Most differences come from the valuation date used to price Dassault Systèmes shares, plus whether the site includes only already-owned shares or also tries to estimate the value of performance-share grants (which depend on vesting and retained post-tax shares).
Do net-worth sites account for taxes and social charges on Daloz’s performance shares?
Often they do not. Some estimates assume the grant becomes stock value at the current share price without modeling French tax and social charges, so the true realized wealth at sale/vesting can be lower than the headline number.
Is the $78 million to $100 million figure meant to be his total personal wealth?
Not really. It is an evidence-based estimate focused on disclosed public-equity holdings. It usually leaves out private assets, real estate, cash balances, and any private-company investments, so it is not a certified total balance sheet.
How can I tell if a Pascal Daloz net worth number is using outdated information?
Check whether the figure is labeled with a specific snapshot or valuation date and whether it references a disclosed shareholding source. If the page shows a single number with no date context, it may be reusing an older market price or stale holdings.
What is the biggest driver of Pascal Daloz net worth, salary or stock?
For him, disclosed equity is typically the dominant driver. Cash compensation matters, but the largest swings in published net-worth estimates usually track Dassault Systèmes share price because much of the modeled wealth is tied to that one public holding.
Does Daloz’s net worth estimate include his Sopra Steria position?
Usually yes if the platform captures it from known holdings disclosures, but it is often a minor component compared with Dassault Systèmes.
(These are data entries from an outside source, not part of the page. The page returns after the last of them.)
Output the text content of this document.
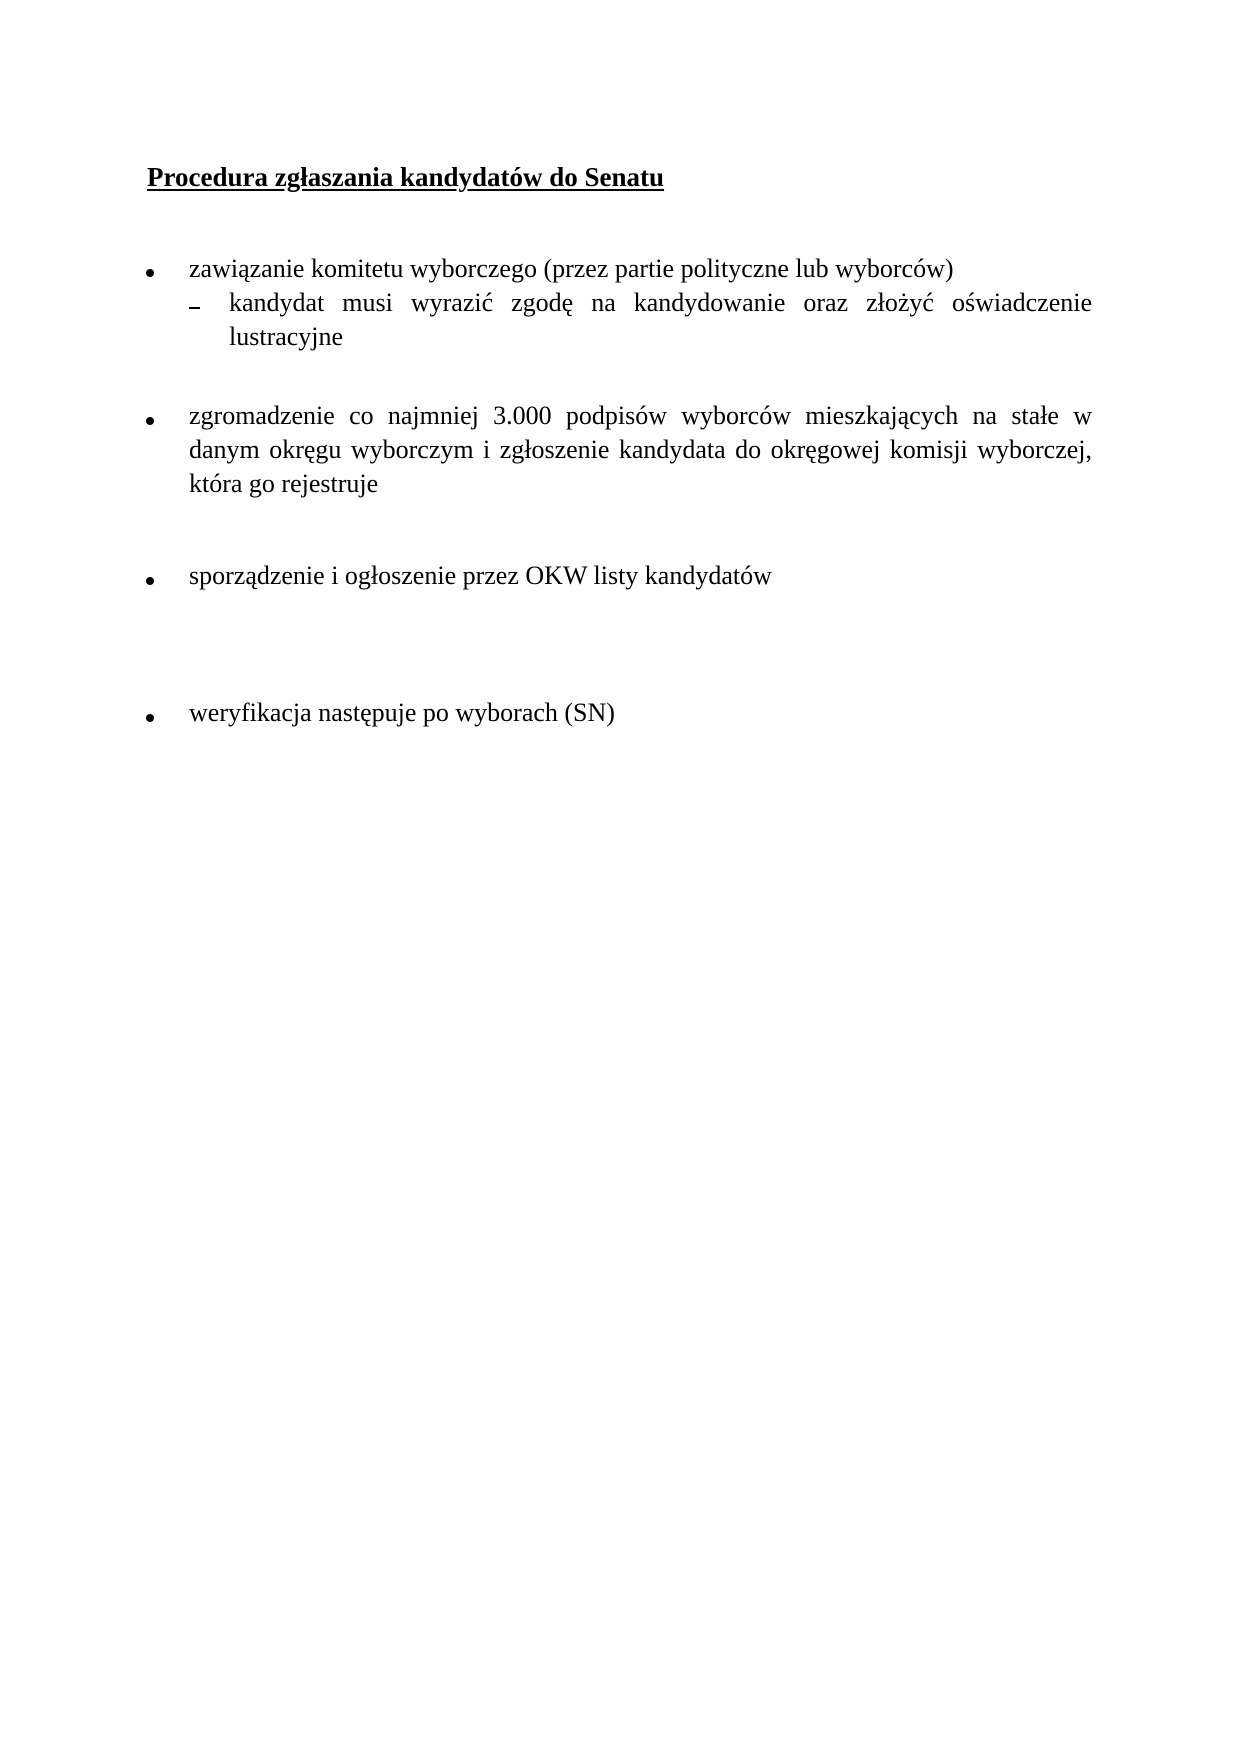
Procedura zgłaszania kandydatów do Senatu

zawiązanie komitetu wyborczego (przez partie polityczne lub wyborców)

kandydat musi wyrazić zgodę na kandydowanie oraz złożyć oświadczenie lustracyjne

zgromadzenie co najmniej 3.000 podpisów wyborców mieszkających na stałe w danym okręgu wyborczym i zgłoszenie kandydata do okręgowej komisji wyborczej, która go rejestruje

sporządzenie i ogłoszenie przez OKW listy kandydatów

weryfikacja następuje po wyborach (SN)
You can sanity-check this by looking for how much of the modeled value is attributed to each company in the platform’s holding table.
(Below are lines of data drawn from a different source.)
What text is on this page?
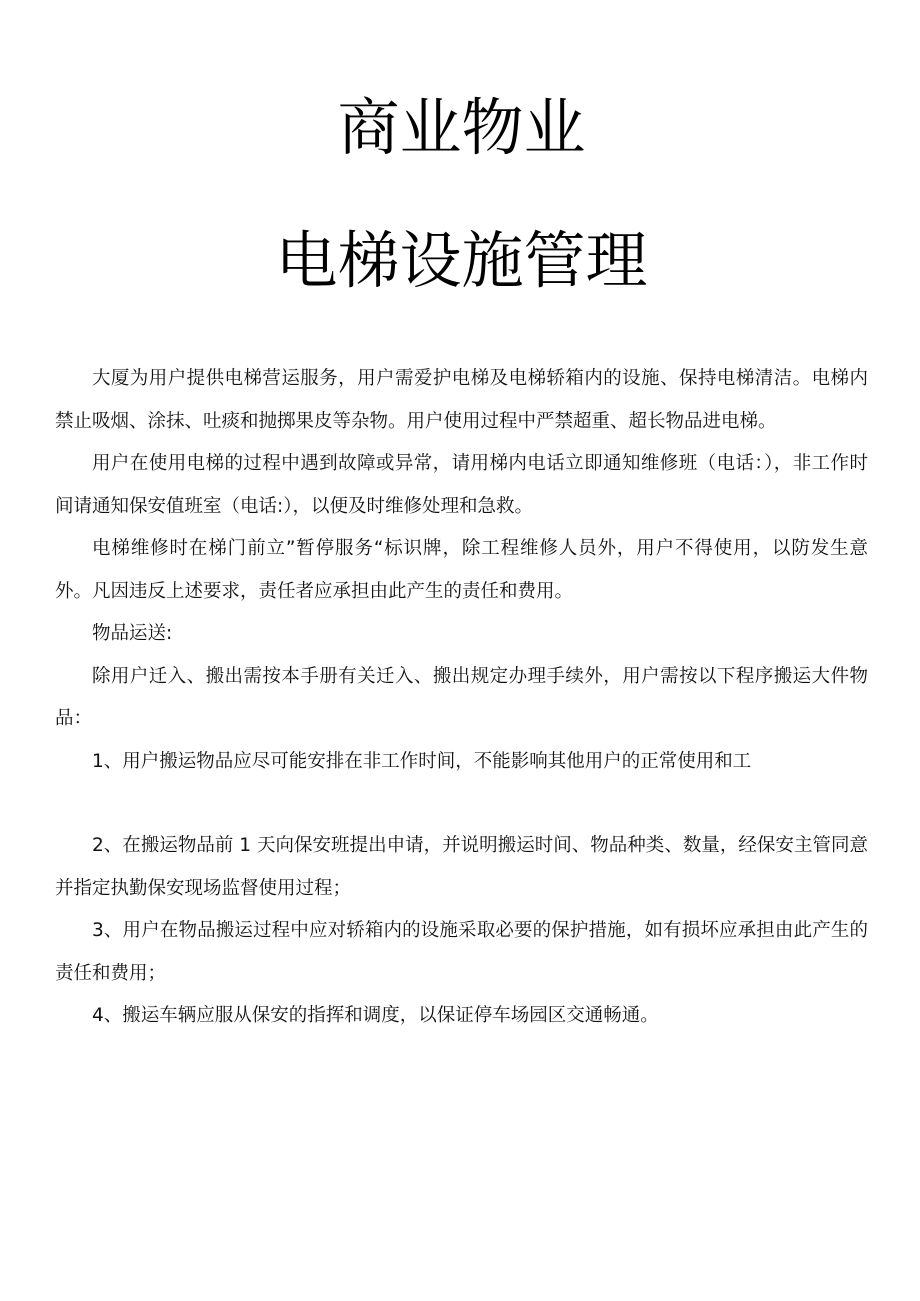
商业物业
电梯设施管理

大厦为用户提供电梯营运服务，用户需爱护电梯及电梯轿箱内的设施、保持电梯清洁。电梯内禁止吸烟、涂抹、吐痰和抛掷果皮等杂物。用户使用过程中严禁超重、超长物品进电梯。

用户在使用电梯的过程中遇到故障或异常，请用梯内电话立即通知维修班（电话：），非工作时间请通知保安值班室（电话:），以便及时维修处理和急救。

电梯维修时在梯门前立”暂停服务“标识牌，除工程维修人员外，用户不得使用，以防发生意外。凡因违反上述要求，责任者应承担由此产生的责任和费用。

物品运送:

除用户迁入、搬出需按本手册有关迁入、搬出规定办理手续外，用户需按以下程序搬运大件物品：

1、用户搬运物品应尽可能安排在非工作时间，不能影响其他用户的正常使用和工

2、在搬运物品前 1 天向保安班提出申请，并说明搬运时间、物品种类、数量，经保安主管同意并指定执勤保安现场监督使用过程；

3、用户在物品搬运过程中应对轿箱内的设施采取必要的保护措施，如有损坏应承担由此产生的责任和费用；

4、搬运车辆应服从保安的指挥和调度，以保证停车场园区交通畅通。
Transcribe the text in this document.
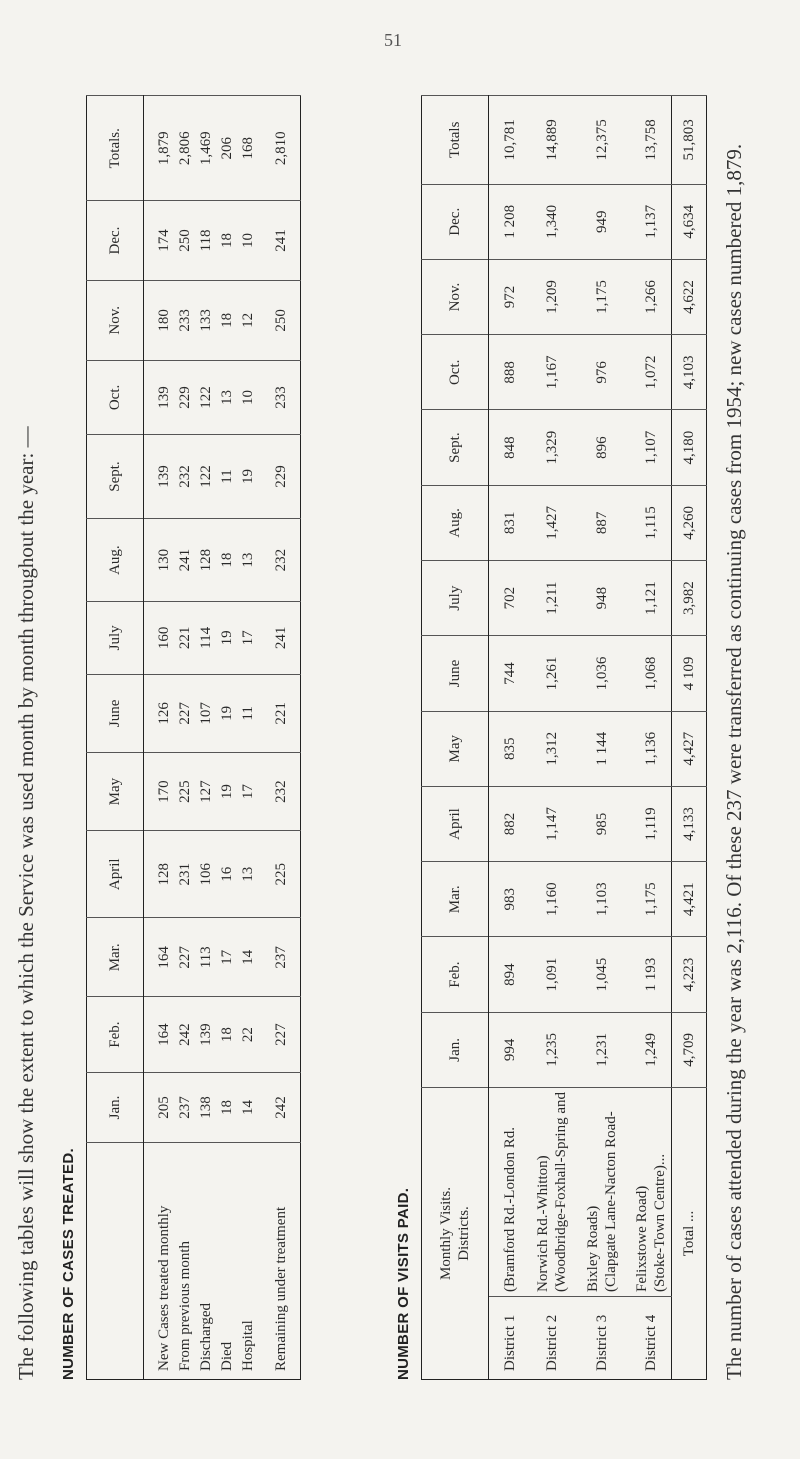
51
The following tables will show the extent to which the Service was used month by month throughout the year: — NUMBER OF CASES TREATED.
	Jan.	Feb.	Mar.	April	May	June	July	Aug.	Sept.	Oct.	Nov.	Dec.	Totals.
New Cases treated monthly	205	164	164	128	170	126	160	130	139	139	180	174	1,879
From previous month	237	242	227	231	225	227	221	241	232	229	233	250	2,806
Discharged	138	139	113	106	127	107	114	128	122	122	133	118	1,469
Died	18	18	17	16	19	19	19	18	11	13	18	18	206
Hospital	14	22	14	13	17	11	17	13	19	10	12	10	168
Remaining under treatment	242	227	237	225	232	221	241	232	229	233	250	241	2,810
NUMBER OF VISITS PAID. Monthly Visits. Districts.		Jan.	Feb.	Mar.	April	May	June	July	Aug.	Sept.	Oct.	Nov.	Dec.	Totals
District 1	(Bramford Rd.-London Rd.	994	894	983	882	835	744	702	831	848	888	972	1 208	10,781
District 2	Norwich Rd.-Whitton) (Woodbridge-Foxhall-Spring and	1,235	1,091	1,160	1,147	1,312	1,261	1,211	1,427	1,329	1,167	1,209	1,340	14,889
District 3	Bixley Roads) (Clapgate Lane-Nacton Road-	1,231	1,045	1,103	985	1 144	1,036	948	887	896	976	1,175	949	12,375
District 4	Felixstowe Road) (Stoke-Town Centre)...	1,249	1 193	1,175	1,119	1,136	1,068	1,121	1,115	1,107	1,072	1,266	1,137	13,758
Total ...		4,709	4,223	4,421	4,133	4,427	4 109	3,982	4,260	4,180	4,103	4,622	4,634	51,803
The number of cases attended during the year was 2,116. Of these 237 were transferred as continuing cases from 1954; new cases numbered 1,879.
How should I interpret performance shares that were granted but not yet vested?
Treat them as conditional wealth, not guaranteed holdings. A more conservative model discounts for vesting risk, retention requirements, and the reduction in shares needed to cover taxes and social charges, while an aggressive model may count them at face value.
If Dassault Systèmes stock drops, will Pascal Daloz net worth instantly drop too?
In most public estimates, yes, because they multiply share counts by the current or snapshot stock price. That does not mean his long-term economic position declines equally, but the displayed net-worth snapshot will move with the market.
Why might a performance-share grant lead to a higher estimate even if the value is uncertain?
Because some sites try to forecast the grant’s eventual stock value using current share prices and assumed vesting outcomes. If the actual vesting rate is lower or if required selling for taxes reduces retained shares, the real realized figure can be meaningfully different.
What quick checks can I do to validate a Pascal Daloz net worth estimate?
Look for (1) a named valuation date, (2) the disclosed share count and ownership percentage used, (3) whether performance shares are included and how, and (4) which companies are listed in the holdings. If any of these are missing or unclear, treat the number as less reliable.